Museum director, curator and historian John Fleming was born on August 3, 1944 in Morganton, North Carolina. Fleming graduated from Olive Hill High School in 1962 and began attending Berea College that same year. In 1966, Fleming graduated from Berea College. He went on to attend Howard University and earned his Ph.D. degree in American history from there in 1974.
After graduating from Berea College, Fleming served as an educational specialist on the Kentucky Commission on Human Rights in 1966. From 1967 until 1969, Fleming then served in the Peace Corps in Malawi. Upon his return from Malawi, Fleming served as an analyst on the United States Civil Rights Commission. He worked on the development of the National Afro-American Museum and Cultural Center in Wilberforce, Ohio in 1980 as project director, and then served as its director. In 1992, Fleming was appointed to the Underground Railroad Advisory Committee, and served as the Underground Railroad Freedom Center’s director from 1998 until 2001. Following his tenure as director, Fleming was appointed to the National Museum of African American History and Culture’s Plan for Action Presidential Commission. The commission was responsible for the creation of the National Museum of African American History and Culture in Washington, D.C. Fleming founded JE Associates, LLC in 2007. In 2015, Fleming was hired as the museum director for the National Museum of African American Music in Nashville, Tennessee.
Fleming has won multiple awards for his work. He won the Ohioana Library’s Citation Award in 1997, the Ohio Humanities Council’s Bjornson Award in 2007, the American Association for State and Local History’s Award of Distinction in 2008, and the Zora Neale Hurston Award in 2008. Fleming has served on the board of the Columbus Area Leadership Program, on the nomination committee for the American Association for State and Local History, and on Ohio’s Bicentennial Commission. Fleming has also served on the program, executive, and honors committees for the American Association of Museums.
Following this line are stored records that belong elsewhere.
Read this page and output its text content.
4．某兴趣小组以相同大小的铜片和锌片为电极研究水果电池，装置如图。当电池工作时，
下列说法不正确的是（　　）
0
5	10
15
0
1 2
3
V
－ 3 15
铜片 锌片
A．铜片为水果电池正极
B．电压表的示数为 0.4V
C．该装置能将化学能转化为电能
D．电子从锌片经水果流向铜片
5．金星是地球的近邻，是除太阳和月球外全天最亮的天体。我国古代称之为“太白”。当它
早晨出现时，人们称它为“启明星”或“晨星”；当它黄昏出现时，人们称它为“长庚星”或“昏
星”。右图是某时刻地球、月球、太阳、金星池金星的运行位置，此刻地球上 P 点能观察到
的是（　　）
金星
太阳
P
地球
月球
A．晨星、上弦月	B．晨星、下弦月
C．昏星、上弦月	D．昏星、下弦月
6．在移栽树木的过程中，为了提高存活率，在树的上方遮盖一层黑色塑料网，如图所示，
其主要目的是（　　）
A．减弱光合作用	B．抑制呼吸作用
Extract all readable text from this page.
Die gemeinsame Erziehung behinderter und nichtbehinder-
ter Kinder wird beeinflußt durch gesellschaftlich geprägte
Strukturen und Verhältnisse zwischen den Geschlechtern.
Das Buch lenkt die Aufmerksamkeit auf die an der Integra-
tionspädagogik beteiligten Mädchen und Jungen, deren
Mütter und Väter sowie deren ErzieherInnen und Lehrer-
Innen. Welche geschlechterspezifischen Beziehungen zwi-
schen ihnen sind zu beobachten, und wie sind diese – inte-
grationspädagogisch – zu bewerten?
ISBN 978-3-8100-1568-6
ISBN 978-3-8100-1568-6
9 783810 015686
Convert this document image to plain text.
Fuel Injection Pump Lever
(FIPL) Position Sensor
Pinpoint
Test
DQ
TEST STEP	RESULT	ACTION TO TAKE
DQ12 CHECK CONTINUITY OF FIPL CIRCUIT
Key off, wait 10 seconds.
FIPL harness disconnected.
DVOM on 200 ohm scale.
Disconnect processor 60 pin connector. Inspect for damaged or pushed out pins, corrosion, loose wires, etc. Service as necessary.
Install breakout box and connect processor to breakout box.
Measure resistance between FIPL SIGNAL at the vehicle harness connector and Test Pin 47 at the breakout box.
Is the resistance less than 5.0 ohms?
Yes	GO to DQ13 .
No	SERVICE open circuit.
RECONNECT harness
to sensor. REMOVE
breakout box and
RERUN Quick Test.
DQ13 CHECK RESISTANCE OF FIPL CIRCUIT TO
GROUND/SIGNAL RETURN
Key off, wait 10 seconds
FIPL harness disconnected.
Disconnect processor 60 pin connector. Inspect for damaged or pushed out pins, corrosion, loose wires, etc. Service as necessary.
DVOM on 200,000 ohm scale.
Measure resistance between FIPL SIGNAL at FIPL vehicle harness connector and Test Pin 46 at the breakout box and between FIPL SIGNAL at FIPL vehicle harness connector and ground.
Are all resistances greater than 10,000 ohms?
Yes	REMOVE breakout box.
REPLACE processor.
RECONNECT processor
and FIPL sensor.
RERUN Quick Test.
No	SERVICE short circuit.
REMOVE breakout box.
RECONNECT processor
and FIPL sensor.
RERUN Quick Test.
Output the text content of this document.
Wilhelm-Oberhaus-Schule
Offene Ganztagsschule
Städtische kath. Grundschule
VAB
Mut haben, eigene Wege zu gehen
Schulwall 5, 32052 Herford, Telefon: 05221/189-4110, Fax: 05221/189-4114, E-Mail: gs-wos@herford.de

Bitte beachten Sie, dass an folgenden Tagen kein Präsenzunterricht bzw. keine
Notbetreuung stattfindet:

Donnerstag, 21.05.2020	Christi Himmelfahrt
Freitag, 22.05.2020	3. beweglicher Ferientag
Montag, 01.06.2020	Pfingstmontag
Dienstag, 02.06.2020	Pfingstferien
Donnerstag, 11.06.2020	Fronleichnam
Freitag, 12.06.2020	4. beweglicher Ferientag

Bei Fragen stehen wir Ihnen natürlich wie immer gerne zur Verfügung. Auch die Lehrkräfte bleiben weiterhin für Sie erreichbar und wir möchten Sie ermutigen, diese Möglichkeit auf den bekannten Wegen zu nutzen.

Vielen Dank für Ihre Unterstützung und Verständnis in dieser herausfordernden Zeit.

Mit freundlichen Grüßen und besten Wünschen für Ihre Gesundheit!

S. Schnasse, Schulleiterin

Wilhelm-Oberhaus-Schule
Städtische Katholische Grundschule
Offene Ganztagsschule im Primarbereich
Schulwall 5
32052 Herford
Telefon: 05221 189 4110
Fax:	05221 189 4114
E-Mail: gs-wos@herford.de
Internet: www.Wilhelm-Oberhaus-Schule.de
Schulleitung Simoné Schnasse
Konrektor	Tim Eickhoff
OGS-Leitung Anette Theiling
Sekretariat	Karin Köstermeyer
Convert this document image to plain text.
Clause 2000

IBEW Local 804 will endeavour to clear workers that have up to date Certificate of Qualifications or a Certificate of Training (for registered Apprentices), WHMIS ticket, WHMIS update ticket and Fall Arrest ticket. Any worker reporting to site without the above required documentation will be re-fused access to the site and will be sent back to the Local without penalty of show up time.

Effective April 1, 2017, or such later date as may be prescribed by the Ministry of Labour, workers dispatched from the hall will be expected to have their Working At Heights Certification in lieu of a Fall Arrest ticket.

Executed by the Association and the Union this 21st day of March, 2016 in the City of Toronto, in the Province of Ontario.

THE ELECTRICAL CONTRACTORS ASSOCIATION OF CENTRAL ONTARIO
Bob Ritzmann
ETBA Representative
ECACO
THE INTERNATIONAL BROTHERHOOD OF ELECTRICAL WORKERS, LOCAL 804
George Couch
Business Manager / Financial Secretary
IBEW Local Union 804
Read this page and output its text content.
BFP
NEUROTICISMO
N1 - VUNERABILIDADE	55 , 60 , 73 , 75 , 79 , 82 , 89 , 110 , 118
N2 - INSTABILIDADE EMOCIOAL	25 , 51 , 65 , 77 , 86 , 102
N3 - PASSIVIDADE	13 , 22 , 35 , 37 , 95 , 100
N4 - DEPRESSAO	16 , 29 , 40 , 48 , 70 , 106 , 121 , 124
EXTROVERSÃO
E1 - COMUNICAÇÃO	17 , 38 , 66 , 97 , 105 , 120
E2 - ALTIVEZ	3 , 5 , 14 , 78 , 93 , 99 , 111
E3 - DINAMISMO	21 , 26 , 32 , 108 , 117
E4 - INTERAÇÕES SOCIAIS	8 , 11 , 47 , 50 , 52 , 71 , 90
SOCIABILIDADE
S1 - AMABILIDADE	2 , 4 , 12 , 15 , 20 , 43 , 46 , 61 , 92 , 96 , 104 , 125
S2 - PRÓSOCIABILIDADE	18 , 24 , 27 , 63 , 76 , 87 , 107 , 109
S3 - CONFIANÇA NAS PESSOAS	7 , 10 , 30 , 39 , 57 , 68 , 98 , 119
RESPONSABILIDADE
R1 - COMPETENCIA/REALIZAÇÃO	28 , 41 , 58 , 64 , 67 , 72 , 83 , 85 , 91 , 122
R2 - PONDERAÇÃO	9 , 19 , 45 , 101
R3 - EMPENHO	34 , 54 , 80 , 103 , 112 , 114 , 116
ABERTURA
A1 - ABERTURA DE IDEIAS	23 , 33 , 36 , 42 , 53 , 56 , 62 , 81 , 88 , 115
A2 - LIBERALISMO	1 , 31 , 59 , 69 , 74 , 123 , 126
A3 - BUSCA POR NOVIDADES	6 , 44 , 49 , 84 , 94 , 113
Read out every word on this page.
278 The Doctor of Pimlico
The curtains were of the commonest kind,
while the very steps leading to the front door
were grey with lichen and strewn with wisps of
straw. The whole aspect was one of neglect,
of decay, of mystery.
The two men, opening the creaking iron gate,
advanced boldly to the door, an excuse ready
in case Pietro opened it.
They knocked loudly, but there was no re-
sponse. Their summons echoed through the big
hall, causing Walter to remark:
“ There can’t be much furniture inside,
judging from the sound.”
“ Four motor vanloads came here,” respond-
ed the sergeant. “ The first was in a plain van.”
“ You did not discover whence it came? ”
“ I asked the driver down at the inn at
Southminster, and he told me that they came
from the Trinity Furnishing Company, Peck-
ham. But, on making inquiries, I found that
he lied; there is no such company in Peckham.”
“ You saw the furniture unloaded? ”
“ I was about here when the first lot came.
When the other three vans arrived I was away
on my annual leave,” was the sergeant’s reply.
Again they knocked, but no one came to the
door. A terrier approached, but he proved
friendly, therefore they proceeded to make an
In addition to his awards, Fleming has published three books, “The Lengthening Shadow of Slavery: Historical Justification for Affirmative Action for Blacks in High Education,” in 1976, “The Case for Affirmative Action for Blacks in Higher Education” in 1978, and “A Summer Remembered: A Memoir” in 2005.
Fleming and his wife, Barbara Fleming, have two children.
John Fleming was interviewed by The HistoryMakers on November 15, 2017.